Malocclusione dentale nel coniglio: tutto quello che c’è da sapere

Quando la dieta è sbilanciata in favore di mangimi contenenti elevate percentuali di cereali o miscele di semi, il coniglio è portato a masticare meno a lungo predisponendo così all'insorgere della malocclusione dentale.

malocclusione dentale nel coniglio

La malocclusione dentale nel coniglio, fenomeno ormai piuttosto diffuso soprattutto nel coniglio da compagnia, è un motivo di visita dal medico veterinario molto frequente.

Malocclusione dentale nel coniglio: congenita o acquisita?

La forma “congenita” si manifesta già nel giovane animale entro i primi mesi di vita ed è conseguenza della selezione di soggetti di piccola taglia con il muso sempre più corto e arrotondato, nei quali si verifica un alterato rapporto anatomico tra le superfici dentali.

La malocclusione “acquisita”, invece, compare nei conigli di età più avanzata e, tra le altre cause, riconosce anche una componente di natura alimentare.

Il coniglio, come ben sappiamo, possiede una dentatura ipsodonte, necessaria per bilanciare il consumo dei denti dovuto al tipo di alimentazione.

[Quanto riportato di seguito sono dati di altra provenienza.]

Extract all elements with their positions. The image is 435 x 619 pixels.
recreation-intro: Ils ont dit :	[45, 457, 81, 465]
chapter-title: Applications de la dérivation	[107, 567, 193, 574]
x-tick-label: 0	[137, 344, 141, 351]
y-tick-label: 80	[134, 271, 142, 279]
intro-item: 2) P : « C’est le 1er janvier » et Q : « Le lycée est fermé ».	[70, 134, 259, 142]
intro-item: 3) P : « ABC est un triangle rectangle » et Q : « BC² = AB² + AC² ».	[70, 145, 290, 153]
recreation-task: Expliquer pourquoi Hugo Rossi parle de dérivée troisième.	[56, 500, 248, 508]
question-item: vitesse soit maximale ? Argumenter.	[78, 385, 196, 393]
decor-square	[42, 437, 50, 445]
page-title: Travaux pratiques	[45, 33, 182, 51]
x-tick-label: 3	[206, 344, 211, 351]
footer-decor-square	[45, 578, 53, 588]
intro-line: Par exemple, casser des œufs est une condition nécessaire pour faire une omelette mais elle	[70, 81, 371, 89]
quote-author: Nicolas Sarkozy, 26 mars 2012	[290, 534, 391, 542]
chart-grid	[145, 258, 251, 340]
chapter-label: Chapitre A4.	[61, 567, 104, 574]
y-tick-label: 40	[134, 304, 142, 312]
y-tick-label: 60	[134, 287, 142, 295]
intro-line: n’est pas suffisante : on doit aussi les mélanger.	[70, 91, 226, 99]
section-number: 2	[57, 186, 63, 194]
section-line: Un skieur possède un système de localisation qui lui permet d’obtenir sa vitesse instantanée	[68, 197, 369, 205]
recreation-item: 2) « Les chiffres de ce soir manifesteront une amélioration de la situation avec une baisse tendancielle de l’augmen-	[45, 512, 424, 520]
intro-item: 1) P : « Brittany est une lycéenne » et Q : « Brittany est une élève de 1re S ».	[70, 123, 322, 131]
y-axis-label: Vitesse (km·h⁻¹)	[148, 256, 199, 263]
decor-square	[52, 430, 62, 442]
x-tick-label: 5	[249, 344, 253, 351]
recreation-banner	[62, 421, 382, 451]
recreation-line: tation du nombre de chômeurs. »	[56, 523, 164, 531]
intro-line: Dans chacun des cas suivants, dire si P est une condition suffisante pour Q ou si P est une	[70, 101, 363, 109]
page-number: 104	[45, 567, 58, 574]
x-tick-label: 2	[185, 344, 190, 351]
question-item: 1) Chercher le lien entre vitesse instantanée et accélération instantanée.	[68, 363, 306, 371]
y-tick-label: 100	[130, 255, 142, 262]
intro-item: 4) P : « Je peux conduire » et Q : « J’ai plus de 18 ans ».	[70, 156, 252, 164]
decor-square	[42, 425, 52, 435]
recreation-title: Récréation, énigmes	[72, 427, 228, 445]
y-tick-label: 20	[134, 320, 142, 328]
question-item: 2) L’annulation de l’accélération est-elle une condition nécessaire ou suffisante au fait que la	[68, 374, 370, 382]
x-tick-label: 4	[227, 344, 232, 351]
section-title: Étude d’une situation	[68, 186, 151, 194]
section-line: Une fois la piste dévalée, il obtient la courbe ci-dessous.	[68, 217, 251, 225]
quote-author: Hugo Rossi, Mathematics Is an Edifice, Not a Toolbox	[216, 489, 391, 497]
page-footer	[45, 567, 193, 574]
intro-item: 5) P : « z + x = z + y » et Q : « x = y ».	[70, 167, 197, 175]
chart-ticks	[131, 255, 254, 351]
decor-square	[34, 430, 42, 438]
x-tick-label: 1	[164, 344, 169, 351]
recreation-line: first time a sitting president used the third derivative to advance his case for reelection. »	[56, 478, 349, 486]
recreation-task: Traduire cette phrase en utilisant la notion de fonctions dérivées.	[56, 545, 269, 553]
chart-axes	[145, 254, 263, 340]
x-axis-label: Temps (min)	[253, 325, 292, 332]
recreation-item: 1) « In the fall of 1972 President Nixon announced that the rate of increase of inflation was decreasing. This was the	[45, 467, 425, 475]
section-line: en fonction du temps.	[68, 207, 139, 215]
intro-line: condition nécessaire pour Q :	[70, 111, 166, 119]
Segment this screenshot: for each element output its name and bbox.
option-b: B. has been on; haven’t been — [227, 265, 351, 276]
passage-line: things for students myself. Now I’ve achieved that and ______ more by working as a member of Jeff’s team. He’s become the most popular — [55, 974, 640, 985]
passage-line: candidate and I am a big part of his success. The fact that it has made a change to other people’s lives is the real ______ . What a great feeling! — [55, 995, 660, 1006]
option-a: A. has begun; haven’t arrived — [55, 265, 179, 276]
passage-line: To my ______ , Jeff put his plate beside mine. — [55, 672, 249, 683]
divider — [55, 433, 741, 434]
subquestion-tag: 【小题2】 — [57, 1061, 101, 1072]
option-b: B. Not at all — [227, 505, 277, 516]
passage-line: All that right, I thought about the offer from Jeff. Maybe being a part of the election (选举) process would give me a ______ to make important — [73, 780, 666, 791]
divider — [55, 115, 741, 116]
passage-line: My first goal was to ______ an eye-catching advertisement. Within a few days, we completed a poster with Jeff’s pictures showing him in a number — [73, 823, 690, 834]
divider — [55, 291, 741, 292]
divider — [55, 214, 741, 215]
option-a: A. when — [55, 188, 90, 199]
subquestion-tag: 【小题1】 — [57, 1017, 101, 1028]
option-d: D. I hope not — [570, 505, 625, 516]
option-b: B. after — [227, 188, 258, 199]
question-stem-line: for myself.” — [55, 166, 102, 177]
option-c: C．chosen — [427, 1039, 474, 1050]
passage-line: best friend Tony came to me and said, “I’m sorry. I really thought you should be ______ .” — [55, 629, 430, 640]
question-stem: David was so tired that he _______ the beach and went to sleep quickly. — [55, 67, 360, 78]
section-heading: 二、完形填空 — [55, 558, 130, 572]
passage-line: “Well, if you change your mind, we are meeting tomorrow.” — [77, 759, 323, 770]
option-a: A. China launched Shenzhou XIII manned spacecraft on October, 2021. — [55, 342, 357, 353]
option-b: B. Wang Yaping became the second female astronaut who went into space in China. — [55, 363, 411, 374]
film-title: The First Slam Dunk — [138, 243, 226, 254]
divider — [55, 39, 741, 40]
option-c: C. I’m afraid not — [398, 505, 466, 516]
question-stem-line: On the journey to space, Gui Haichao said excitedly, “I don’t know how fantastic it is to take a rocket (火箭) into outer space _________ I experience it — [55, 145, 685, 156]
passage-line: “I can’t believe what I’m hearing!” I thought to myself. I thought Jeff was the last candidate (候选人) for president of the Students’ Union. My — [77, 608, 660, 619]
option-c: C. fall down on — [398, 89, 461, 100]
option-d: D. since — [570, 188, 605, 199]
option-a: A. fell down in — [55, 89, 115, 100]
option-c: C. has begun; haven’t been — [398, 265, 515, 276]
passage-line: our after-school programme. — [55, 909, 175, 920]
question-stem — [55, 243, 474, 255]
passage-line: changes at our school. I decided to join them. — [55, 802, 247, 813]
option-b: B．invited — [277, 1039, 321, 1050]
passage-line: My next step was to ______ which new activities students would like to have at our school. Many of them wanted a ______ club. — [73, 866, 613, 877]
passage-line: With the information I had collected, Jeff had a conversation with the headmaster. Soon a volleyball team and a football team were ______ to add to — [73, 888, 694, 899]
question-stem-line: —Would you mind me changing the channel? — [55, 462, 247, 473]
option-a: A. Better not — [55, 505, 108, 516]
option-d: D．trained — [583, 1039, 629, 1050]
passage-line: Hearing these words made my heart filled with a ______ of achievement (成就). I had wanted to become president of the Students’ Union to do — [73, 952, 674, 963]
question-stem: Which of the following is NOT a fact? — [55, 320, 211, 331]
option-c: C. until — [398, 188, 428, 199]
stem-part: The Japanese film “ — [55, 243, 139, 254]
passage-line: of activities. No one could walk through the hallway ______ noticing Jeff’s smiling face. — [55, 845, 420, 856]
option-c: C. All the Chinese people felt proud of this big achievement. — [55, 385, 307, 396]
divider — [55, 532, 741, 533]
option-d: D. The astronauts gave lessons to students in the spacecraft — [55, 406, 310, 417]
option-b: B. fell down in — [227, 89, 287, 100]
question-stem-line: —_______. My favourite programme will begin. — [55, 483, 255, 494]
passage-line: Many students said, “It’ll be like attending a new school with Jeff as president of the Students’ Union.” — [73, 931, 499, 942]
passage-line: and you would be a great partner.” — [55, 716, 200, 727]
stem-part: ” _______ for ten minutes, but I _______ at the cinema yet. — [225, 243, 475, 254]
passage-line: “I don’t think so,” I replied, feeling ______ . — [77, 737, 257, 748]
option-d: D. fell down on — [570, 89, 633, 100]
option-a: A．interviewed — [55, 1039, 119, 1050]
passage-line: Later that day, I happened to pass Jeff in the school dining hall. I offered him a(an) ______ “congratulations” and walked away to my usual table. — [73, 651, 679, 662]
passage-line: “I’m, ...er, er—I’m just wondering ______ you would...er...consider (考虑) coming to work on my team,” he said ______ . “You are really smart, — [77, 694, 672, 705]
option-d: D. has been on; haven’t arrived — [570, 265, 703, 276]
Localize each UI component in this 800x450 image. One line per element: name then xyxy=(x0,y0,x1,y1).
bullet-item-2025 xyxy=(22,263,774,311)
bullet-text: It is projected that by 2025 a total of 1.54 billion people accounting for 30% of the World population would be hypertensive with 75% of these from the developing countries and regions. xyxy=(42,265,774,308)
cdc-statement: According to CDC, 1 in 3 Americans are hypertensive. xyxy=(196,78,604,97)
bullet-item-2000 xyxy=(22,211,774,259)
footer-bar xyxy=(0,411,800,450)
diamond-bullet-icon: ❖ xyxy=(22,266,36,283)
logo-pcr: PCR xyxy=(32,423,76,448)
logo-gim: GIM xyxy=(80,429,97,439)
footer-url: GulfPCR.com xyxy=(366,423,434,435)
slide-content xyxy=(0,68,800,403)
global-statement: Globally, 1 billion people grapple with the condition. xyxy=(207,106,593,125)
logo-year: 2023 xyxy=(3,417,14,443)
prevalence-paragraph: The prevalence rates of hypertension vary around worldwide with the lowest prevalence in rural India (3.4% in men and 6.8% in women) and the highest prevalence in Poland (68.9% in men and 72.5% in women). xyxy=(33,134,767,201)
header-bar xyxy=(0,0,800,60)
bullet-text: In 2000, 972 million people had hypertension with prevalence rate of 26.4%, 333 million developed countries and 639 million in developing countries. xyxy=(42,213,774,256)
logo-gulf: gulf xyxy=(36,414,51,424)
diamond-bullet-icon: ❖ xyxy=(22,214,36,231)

In presenza di una dieta corretta a base di fieno o erba, materie prime fibrose che richiedono una masticazione prolungata, l’animale è in grado di mantenere costante la lunghezza dei denti.

Quando la dieta è sbilanciata in favore di mangimi contenenti elevate percentuali di cereali o miscele di semi, il coniglio è portato a masticare meno a lungo in virtù della forma fisica dell’alimento.

Inoltre, l’assunzione di cibo è fortemente influenzata dal contenuto calorico che, in questo caso, sarà molto maggiore rispetto a un’alimentazione a base di fieno ed erba, notoriamente poveri in elementi nutritivi, pertanto il tempo dedicato alla masticazione diminuirà notevolmente.

Come se non bastasse, i mangimi a base di miscele di semi sono caratterizzati da un rapporto calcio/fosforo sbilanciato in favore di quest’ultimo, squilibrio che sulla lunga distanza comporta demineralizzazione delle ossa e dei denti stessi, favorendo alcune modificazioni strutturali.